One of the most common issues before Hospital Ethics Committees is futility. In all the cases I experienced personally, a family member demanded treatment for loved ones that threedoctorsdoctors deemed inappropriate as they felt it offered no benefit to the patient. In most of these cases, the patient was either dying or already pronounced brain dead when the conflict arose, but other types of conflict over futility arise from time to time.

For a less grave example, consider people who get a cold or cough and go into the doctor demanding antibiotics to treat what is generally a viral infection. Some doctors might prescribe antibiotics just to appease their patients, but others will refuse on the grounds that the treatment offers no benefit to the patient while carrying both costs and some risks. (If you prefer an even more absurd example just to illustrate the point, imagine someone demanding cholesterol medicine to treat a broken arm.) This type treatment is futile because it will have no effect on the condition being treated.

Another kind of futility is both more common and more serious in its consequences. These cases often, though not always, involve infants on ventilators or elderly patients receiving artificial nutrition (feeding tubes) and hydration. In these cases, doctors and the family or other surrogates agree that the feeding tubes or ventilators are keeping the patient alive, but disagree on the value of doing so. In some cases, the patient may be suffering and medical providers feel the patient’s suffering makes it unconscionable to continue treatment. In other cases, the patient may be in a permanent state of unconsciousness or even be brain dead, and the healthcare providers feel the patient no longer exists as a person in any real sense. All the qualities associated with life (consciousness, will, pleasure) are already gone, so treatment has no use.

Few forces in the world are as powerful as the duty we feel to protect our children or to care for our parents or other loved ones. The one comfort we take in the face of such a devastating loss is that we “did everything we could.” When doctors tell us that doing “everything” is costly, painful, and of no value, it can be more than painful to accept. Complicating matters is that most of us have heard of miracle cases where people recovered despite dire prognoses. When told that no more than one in a million patients survive such a condition, family members often only hear that there is some chance of survival. It is a point of honor that they will “never give up” on their child or parent.

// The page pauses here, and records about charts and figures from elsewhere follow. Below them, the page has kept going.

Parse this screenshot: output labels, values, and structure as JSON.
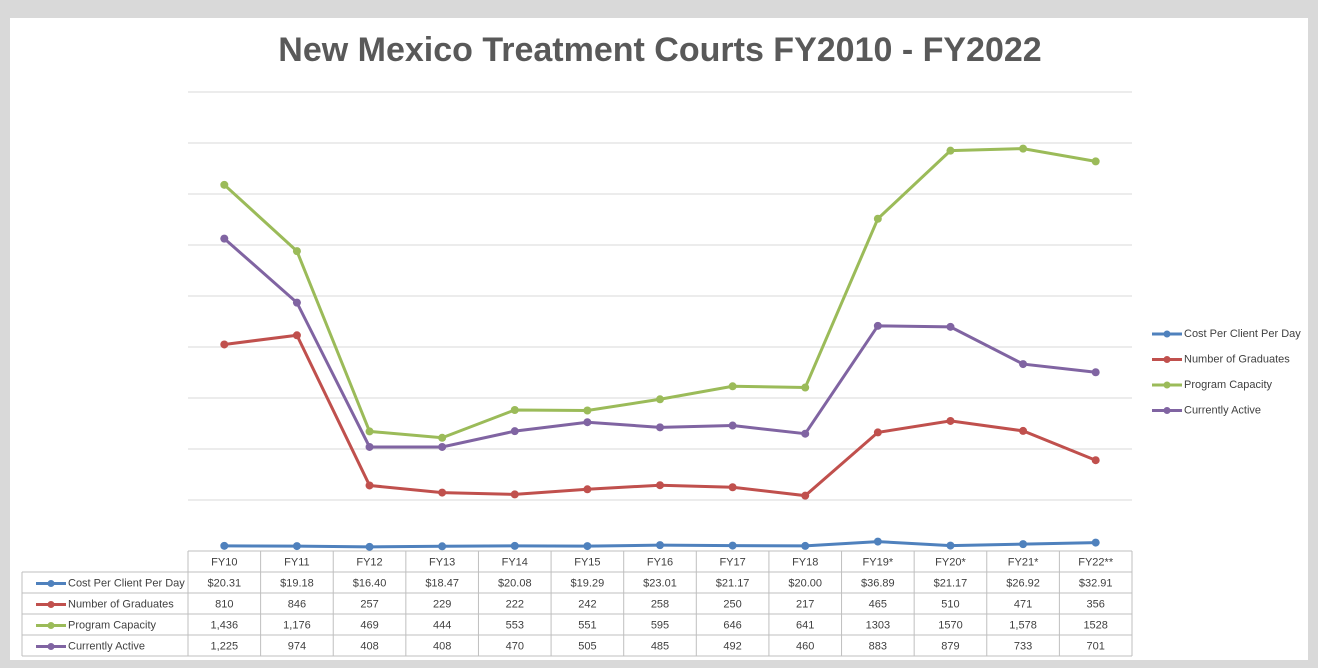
{
  "chart_data": {
    "type": "line",
    "title": "New Mexico Treatment Courts FY2010 - FY2022",
    "categories": [
      "FY10",
      "FY11",
      "FY12",
      "FY13",
      "FY14",
      "FY15",
      "FY16",
      "FY17",
      "FY18",
      "FY19*",
      "FY20*",
      "FY21*",
      "FY22**"
    ],
    "ylim": [
      0,
      1800
    ],
    "yticks": [
      0,
      200,
      400,
      600,
      800,
      1000,
      1200,
      1400,
      1600,
      1800
    ],
    "grid": true,
    "legend": "right",
    "series": [
      {
        "name": "Cost Per Client Per Day",
        "color": "#4f81bd",
        "values": [
          20.31,
          19.18,
          16.4,
          18.47,
          20.08,
          19.29,
          23.01,
          21.17,
          20.0,
          36.89,
          21.17,
          26.92,
          32.91
        ],
        "value_labels": [
          "$20.31",
          "$19.18",
          "$16.40",
          "$18.47",
          "$20.08",
          "$19.29",
          "$23.01",
          "$21.17",
          "$20.00",
          "$36.89",
          "$21.17",
          "$26.92",
          "$32.91"
        ]
      },
      {
        "name": "Number of Graduates",
        "color": "#c0504d",
        "values": [
          810,
          846,
          257,
          229,
          222,
          242,
          258,
          250,
          217,
          465,
          510,
          471,
          356
        ]
      },
      {
        "name": "Program Capacity",
        "color": "#9bbb59",
        "values": [
          1436,
          1176,
          469,
          444,
          553,
          551,
          595,
          646,
          641,
          1303,
          1570,
          1578,
          1528
        ],
        "value_labels": [
          "1,436",
          "1,176",
          "469",
          "444",
          "553",
          "551",
          "595",
          "646",
          "641",
          "1303",
          "1570",
          "1,578",
          "1528"
        ]
      },
      {
        "name": "Currently Active",
        "color": "#8064a2",
        "values": [
          1225,
          974,
          408,
          408,
          470,
          505,
          485,
          492,
          460,
          883,
          879,
          733,
          701
        ],
        "value_labels": [
          "1,225",
          "974",
          "408",
          "408",
          "470",
          "505",
          "485",
          "492",
          "460",
          "883",
          "879",
          "733",
          "701"
        ]
      }
    ]
  }
}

I’ve seen doctors handle futility with great skill and also with awkwardness. In one case, a man was convinced the hospital was abandoning his wife at the time she most needed care. The man felt the doctor was expressing the needs of the hospital rather than the needs of his wife. Once he was reassured that she would be cared for even in the absence of treatment, he felt much better about discontinuing treatment. In another case, the doctor made every effort to assure the parents of an infant that she and the entire staff would stay with them throughout the ordeal and do everything possible to reduce both the suffering of the child and the pain of the parents.

It is impossible, of course, to eliminate all disagreements and conflict, but I think doctors who are able to effectively communicate empathy and concern for the patient and the people who love the patient have greater success at avoiding battles with patients. We all want to know our experiences are recognized and validated. We all want to be heard. We also want the dignity of our loved ones to be promoted and protected, especially as they face death, which strips them of autonomy and self-respect. We want healthcare providers to recognize that we hold our dying loved ones in the highest regard even if they can no longer speak for themselves and show why they are worthy of such respect. When we fight for their lives, I think we are really fighting for their dignity and worth as a person. Doctors will do well to keep that in mind.